Notes to Latin American Philosophy
1. For examples, see Maffie (2014) and Dussel (1995). Much of the recent re-evaluation of pre-Columbian thought is owed to the pioneering work of Miguel León Portilla (1963).
2. Matters are more complicated if one considers such factors as lived experiences and folk beliefs. For example, anthropologist Bonfil Batalla (1996) has argued that important aspects of an indigenous worldview have persisted into the lived experience of modern Mexicans. Moreover, religious syncretism is a long-standing feature of Catholicism in Latin America.
3. For some recent permutations of that debate, see Mendieta (1999), Nuccetelli (2003), Vargas (2007), and Gracia (2008, ch. 7).
4. In connection with the general receptivity to Marxism in Latin America, it may be worth noting that until his assassination, Leon Trotsky (1879–1940) spent the bulk of his exile from the Soviet Union in Mexico, where he was welcomed by the then-president Lázaro Cárdenas.
5. For a collection of early analytic work in Latin America, see Gracia et al. (1984).

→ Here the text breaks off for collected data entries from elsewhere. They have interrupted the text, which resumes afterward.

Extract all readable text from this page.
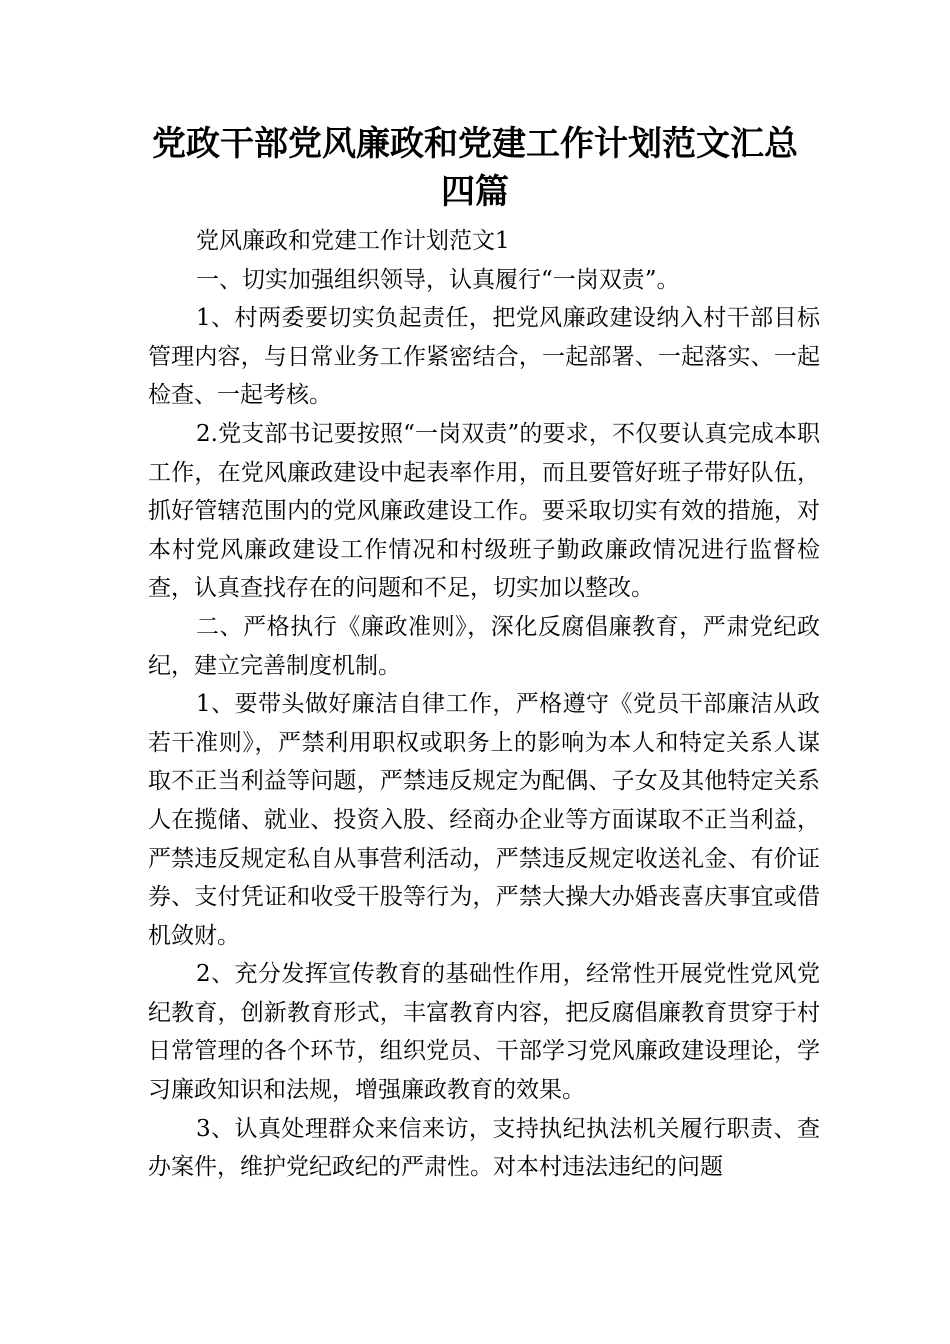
党政干部党风廉政和党建工作计划范文汇总
四篇

党风廉政和党建工作计划范文1

一、切实加强组织领导，认真履行“一岗双责”。

1、村两委要切实负起责任，把党风廉政建设纳入村干部目标管理内容，与日常业务工作紧密结合，一起部署、一起落实、一起检查、一起考核。

2.党支部书记要按照“一岗双责”的要求，不仅要认真完成本职工作，在党风廉政建设中起表率作用，而且要管好班子带好队伍，抓好管辖范围内的党风廉政建设工作。要采取切实有效的措施，对本村党风廉政建设工作情况和村级班子勤政廉政情况进行监督检查，认真查找存在的问题和不足，切实加以整改。

二、严格执行《廉政准则》，深化反腐倡廉教育，严肃党纪政纪，建立完善制度机制。

1、要带头做好廉洁自律工作，严格遵守《党员干部廉洁从政若干准则》，严禁利用职权或职务上的影响为本人和特定关系人谋取不正当利益等问题，严禁违反规定为配偶、子女及其他特定关系人在揽储、就业、投资入股、经商办企业等方面谋取不正当利益，严禁违反规定私自从事营利活动，严禁违反规定收送礼金、有价证券、支付凭证和收受干股等行为，严禁大操大办婚丧喜庆事宜或借机敛财。

2、充分发挥宣传教育的基础性作用，经常性开展党性党风党纪教育，创新教育形式，丰富教育内容，把反腐倡廉教育贯穿于村日常管理的各个环节，组织党员、干部学习党风廉政建设理论，学习廉政知识和法规，增强廉政教育的效果。

3、认真处理群众来信来访，支持执纪执法机关履行职责、查办案件，维护党纪政纪的严肃性。对本村违法违纪的问题
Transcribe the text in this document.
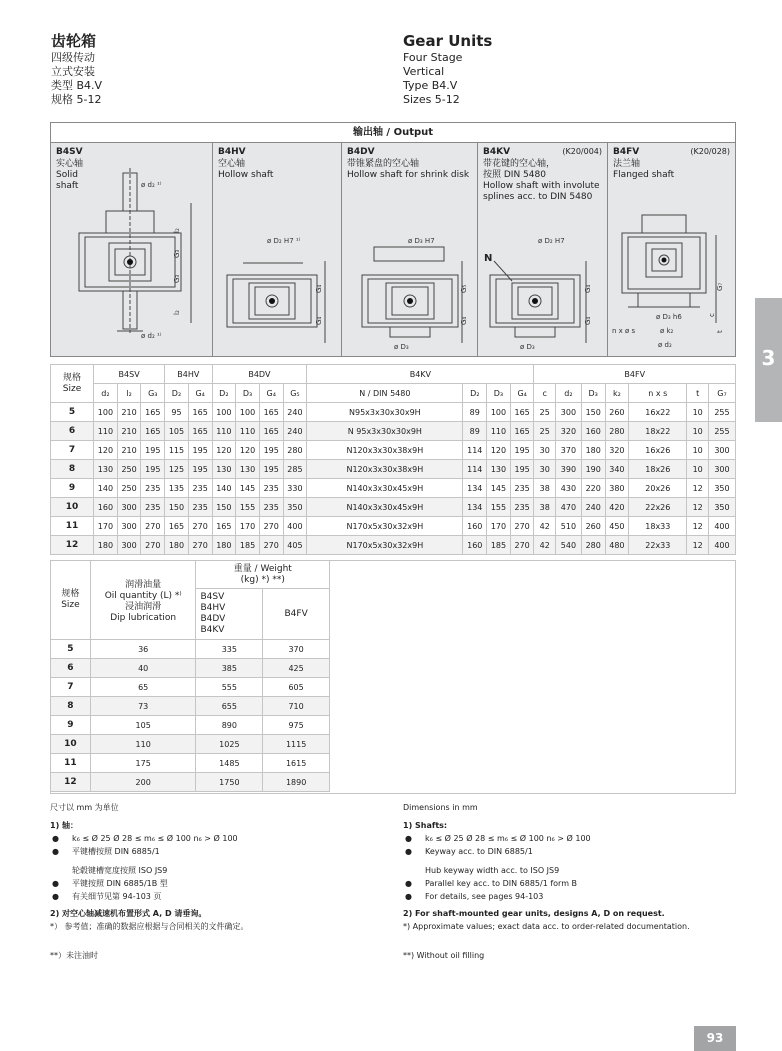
齿轮箱
四级传动
立式安装
类型 B4.V
规格 5-12
Gear Units
Four Stage
Vertical
Type B4.V
Sizes 5-12
输出轴 / Output
B4SV
实心轴
Solid
shaft	ø d₂ ¹⁾
ø d₂ ¹⁾
l₂
G₃
G₃
l₂
B4HV
空心轴
Hollow shaft
ø D₂ H7 ¹⁾
G₄
G₄
B4DV
带锥紧盘的空心轴
Hollow shaft for shrink disk
ø D₃ H7
ø D₃
G₅
G₄
B4KV	(K20/004)
带花键的空心轴，
按照 DIN 5480
Hollow shaft with involute
splines acc. to DIN 5480
N
ø D₂ H7
ø D₃
G₄
G₄
B4FV	(K20/028)
法兰轴
Flanged shaft
ø D₃ h6
ø k₂
ø d₂
n x ø s
G₇
c
t
规格
Size	B4SV			B4HV		B4DV				B4KV				B4FV						
	d₂	l₂	G₃	D₂	G₄	D₂	D₃	G₄	G₅	N / DIN 5480	D₂	D₃	G₄	c	d₂	D₃	k₂	n x s	t	G₇
5	100	210	165	95	165	100	100	165	240	N95x3x30x30x9H	89	100	165	25	300	150	260	16x22	10	255
6	110	210	165	105	165	110	110	165	240	N 95x3x30x30x9H	89	110	165	25	320	160	280	18x22	10	255
7	120	210	195	115	195	120	120	195	280	N120x3x30x38x9H	114	120	195	30	370	180	320	16x26	10	300
8	130	250	195	125	195	130	130	195	285	N120x3x30x38x9H	114	130	195	30	390	190	340	18x26	10	300
9	140	250	235	135	235	140	145	235	330	N140x3x30x45x9H	134	145	235	38	430	220	380	20x26	12	350
10	160	300	235	150	235	150	155	235	350	N140x3x30x45x9H	134	155	235	38	470	240	420	22x26	12	350
11	170	300	270	165	270	165	170	270	400	N170x5x30x32x9H	160	170	270	42	510	260	450	18x33	12	400
12	180	300	270	180	270	180	185	270	405	N170x5x30x32x9H	160	185	270	42	540	280	480	22x33	12	400
规格
Size	润滑油量
Oil quantity (L) *⁾
浸油润滑
Dip lubrication	重量 / Weight
(kg) *) **)	
		B4SV
B4HV
B4DV
B4KV	B4FV
5	36	335	370
6	40	385	425
7	65	555	605
8	73	655	710
9	105	890	975
10	110	1025	1115
11	175	1485	1615
12	200	1750	1890
尺寸以 mm 为单位
1) 轴：
● k₆ ≤ Ø 25 Ø 28 ≤ m₆ ≤ Ø 100 n₆ > Ø 100
● 平键槽按照 DIN 6885/1
轮毂键槽宽度按照 ISO JS9
● 平键按照 DIN 6885/1B 型
● 有关细节见第 94-103 页
2) 对空心轴减速机布置形式 A, D 请垂询。
*） 参考值；准确的数据应根据与合同相关的文件确定。
**）未注油时
Dimensions in mm
1) Shafts:
● k₆ ≤ Ø 25 Ø 28 ≤ m₆ ≤ Ø 100 n₆ > Ø 100
● Keyway acc. to DIN 6885/1
Hub keyway width acc. to ISO JS9
● Parallel key acc. to DIN 6885/1 form B
● For details, see pages 94-103
2) For shaft-mounted gear units, designs A, D on request.
*) Approximate values; exact data acc. to order-related documentation.
**) Without oil filling
3
93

6. See, for example, the English-language collection of critical essays on Dussel's work edited by Alcoff and Mendieta (2003).
7. A lengthier discussion of twentieth century Latin American philosophy would include, for example, work on value theory, and particular philosophical movements such as neo-Kantian, phenomenological, existential, and various nation-specific movements. For some of this, see the other entries related to Latin American philosophy, listed below.
8. For recent discussions of the history of Latin American philosophical work on race and identity, see Vargas (2004), von Vacano (2011), and many of the essays in Gracia (2011). For work concerned with contemporary, U.S.-focused issues concerning Latino/Hispanic identity, see Alcoff (2006) and Gracia (2000, 2007, and 2008).